On that note, to facilitate the embedding of real-time business intelligence into operational applications, InterSystems IRIS includes a designer for creating dashboards; an analysis component, that can be employed by business users to explore and display relevant data; and an architect component, used to define your data model. For unstructured data, InterSystems IRIS includes natural language capabilities, and it supports Apache UIMA (Unified Information Management Architecture).
InterSystems IRIS provides several language options for development purposes. Apps that run on the platform directly can leverage SQL, Python, or ObjectScript (an in-house programming language) while external applications can also use Java, .Net or Node.js. Access to Embedded Python is a recent development and is a significant step forward in terms of access to trained developers (Python is more commonly used than ObjectScript) and programming libraries, without needing to sacrifice the performance, security, scalability and other benefits of an embedded approach. Notably, Python can run in the kernel directly on the data and is considered a ‘full peer’ to ObjectScript, meaning that the two can essentially be treated as interchangeable and cross-compatible within InterSystems IRIS.
InterSystems Supply Chain Orchestrator offers, not only the ability to provide powerful analytics, on a public cloud or on-premises, using data from existing systems, but also as an underlying transactional platform for newly developed microservices-based applications to run on. InterSystems has a number of publicly available reference cases, like SPAR Austria, a member of SPAR, the world’s largest food retailer consortium, which is a €4 billion company with more than 800 outlets and 600 SPAR merchants in Austria. SPAR Austria initially developed a complete warehouse management system utilising the InterSystems data platform for SPAR stores across Eastern Europe. This has now been extended to 1400 stores in Austria and is planned to be rolled out into Italy as well.
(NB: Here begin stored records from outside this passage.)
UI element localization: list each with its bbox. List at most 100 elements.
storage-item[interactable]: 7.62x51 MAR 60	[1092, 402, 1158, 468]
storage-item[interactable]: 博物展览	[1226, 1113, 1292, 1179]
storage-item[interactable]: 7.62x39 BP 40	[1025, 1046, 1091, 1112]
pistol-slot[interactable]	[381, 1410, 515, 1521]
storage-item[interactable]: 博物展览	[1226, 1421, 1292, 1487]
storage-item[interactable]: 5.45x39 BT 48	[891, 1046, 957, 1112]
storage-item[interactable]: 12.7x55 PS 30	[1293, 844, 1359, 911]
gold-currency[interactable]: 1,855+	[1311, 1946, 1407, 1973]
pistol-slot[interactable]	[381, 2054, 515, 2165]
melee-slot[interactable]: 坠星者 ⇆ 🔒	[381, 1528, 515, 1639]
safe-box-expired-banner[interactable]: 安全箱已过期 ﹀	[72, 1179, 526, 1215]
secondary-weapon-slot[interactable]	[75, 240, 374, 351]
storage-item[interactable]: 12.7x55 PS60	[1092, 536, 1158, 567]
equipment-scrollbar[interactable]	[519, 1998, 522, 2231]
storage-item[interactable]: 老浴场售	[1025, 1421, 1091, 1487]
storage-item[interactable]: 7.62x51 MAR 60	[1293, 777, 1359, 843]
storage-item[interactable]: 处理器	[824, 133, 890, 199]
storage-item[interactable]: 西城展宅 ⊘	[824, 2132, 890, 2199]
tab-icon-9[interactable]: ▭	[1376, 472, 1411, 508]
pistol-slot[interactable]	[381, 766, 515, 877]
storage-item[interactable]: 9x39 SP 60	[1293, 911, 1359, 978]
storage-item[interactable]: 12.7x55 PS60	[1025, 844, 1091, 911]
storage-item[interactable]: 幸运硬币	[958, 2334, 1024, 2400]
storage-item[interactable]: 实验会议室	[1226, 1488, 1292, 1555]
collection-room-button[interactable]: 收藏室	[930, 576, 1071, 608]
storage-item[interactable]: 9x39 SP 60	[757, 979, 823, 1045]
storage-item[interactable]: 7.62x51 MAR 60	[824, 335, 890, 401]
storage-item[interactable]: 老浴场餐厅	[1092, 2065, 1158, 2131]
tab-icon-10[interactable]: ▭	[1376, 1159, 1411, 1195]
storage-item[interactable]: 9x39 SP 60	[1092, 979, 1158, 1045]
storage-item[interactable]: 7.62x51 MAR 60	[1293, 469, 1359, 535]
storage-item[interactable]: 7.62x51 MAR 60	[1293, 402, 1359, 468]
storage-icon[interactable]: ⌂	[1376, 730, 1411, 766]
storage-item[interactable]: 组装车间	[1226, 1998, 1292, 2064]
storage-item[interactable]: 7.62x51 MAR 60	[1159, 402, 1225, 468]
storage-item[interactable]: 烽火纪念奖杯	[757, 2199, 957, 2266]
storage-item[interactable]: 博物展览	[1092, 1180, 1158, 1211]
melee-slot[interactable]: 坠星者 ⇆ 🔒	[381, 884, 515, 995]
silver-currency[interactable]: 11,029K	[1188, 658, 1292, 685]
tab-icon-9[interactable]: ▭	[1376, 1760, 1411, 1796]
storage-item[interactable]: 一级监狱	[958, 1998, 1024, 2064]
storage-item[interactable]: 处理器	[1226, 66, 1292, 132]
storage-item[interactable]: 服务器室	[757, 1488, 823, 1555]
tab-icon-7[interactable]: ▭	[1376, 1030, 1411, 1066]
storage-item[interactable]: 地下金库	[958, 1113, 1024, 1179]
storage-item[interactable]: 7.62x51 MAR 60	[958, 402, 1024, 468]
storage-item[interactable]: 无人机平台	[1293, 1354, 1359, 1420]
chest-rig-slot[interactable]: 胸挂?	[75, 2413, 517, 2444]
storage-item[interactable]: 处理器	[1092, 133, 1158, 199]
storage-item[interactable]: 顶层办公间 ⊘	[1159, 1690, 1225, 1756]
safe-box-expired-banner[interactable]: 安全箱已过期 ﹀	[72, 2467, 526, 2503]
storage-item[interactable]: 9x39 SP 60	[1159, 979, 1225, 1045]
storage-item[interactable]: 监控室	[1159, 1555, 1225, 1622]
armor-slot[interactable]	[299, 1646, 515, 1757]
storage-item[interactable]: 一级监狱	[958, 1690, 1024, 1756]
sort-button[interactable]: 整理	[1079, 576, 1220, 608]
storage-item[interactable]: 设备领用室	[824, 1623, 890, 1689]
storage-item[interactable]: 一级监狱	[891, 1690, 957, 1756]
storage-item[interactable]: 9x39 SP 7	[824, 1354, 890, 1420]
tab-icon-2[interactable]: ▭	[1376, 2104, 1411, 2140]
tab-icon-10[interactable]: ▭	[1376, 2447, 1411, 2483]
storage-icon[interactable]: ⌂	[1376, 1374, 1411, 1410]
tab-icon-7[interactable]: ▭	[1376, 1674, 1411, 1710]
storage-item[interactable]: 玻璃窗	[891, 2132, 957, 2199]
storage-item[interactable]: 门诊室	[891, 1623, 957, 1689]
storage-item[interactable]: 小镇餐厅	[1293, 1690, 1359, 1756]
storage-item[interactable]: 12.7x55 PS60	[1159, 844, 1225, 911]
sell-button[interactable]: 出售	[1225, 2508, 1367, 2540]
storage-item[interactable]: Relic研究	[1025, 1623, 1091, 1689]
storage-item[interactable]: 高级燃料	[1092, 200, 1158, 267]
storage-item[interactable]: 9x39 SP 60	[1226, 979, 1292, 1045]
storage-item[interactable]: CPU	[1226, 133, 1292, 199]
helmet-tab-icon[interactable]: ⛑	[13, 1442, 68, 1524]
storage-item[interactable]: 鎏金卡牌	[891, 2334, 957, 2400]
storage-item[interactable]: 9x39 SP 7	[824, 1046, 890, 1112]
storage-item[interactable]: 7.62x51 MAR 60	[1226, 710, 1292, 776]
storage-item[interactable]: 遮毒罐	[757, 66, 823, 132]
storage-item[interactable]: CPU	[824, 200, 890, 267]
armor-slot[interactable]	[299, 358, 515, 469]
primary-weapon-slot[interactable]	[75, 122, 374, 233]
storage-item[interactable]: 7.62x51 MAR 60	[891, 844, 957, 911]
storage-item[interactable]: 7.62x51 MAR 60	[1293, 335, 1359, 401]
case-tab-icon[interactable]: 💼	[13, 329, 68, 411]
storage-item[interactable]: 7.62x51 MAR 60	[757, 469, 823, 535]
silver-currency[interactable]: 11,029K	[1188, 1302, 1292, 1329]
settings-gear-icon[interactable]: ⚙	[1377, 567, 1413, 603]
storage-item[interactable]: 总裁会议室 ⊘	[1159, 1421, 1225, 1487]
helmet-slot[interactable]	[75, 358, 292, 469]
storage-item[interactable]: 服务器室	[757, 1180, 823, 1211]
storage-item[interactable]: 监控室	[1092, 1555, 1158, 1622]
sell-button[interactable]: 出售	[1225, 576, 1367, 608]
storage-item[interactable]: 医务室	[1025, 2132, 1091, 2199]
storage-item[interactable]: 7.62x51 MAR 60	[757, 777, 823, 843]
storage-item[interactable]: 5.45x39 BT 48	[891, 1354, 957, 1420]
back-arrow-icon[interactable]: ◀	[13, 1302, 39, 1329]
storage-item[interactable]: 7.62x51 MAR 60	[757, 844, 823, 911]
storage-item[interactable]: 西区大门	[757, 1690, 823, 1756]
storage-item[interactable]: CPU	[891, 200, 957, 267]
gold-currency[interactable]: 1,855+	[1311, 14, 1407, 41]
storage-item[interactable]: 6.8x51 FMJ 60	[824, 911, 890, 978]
While SPAR used the IRIS data platform to develop, very rapidly, new custom applications, UST, a leading digital transformation solutions company required a different approach. It has integrated its Optum solution, based on SAP/Hana, with Supply Chain Orchestrator to deliver an Azure cloud-based Optimisation-as-a-Service that achieves enhanced supply chain orchestration and gains end-to-end visibility.
Such a hybrid real-time platform offers the opportunity to develop quickly new use cases to meet the never-normal environment of the 2020s. We consider the underlying InterSystems IRIS platform to be highly performant and scalable. It is, for instance, quite capable of processing transactions, indexing incoming data, and performing analytics on both real-time data and non-real-time data (that is, historical data and reference data) at scale and in real-time.
The platform also takes pains to make sure its analytics are not just highly effective in theory, but easy to build, access and use in practice. You can see this in practice with the specifically supply chain focused canonical data model and analytics cubes.
The Bottom Line
Recent developments to InterSystems IRIS, the development of a smart data fabric and introduction of InterSystems Supply Chain Orchestrator solution make for a compelling hybrid transactional/analytic offering for the management and optimisation of supply chains.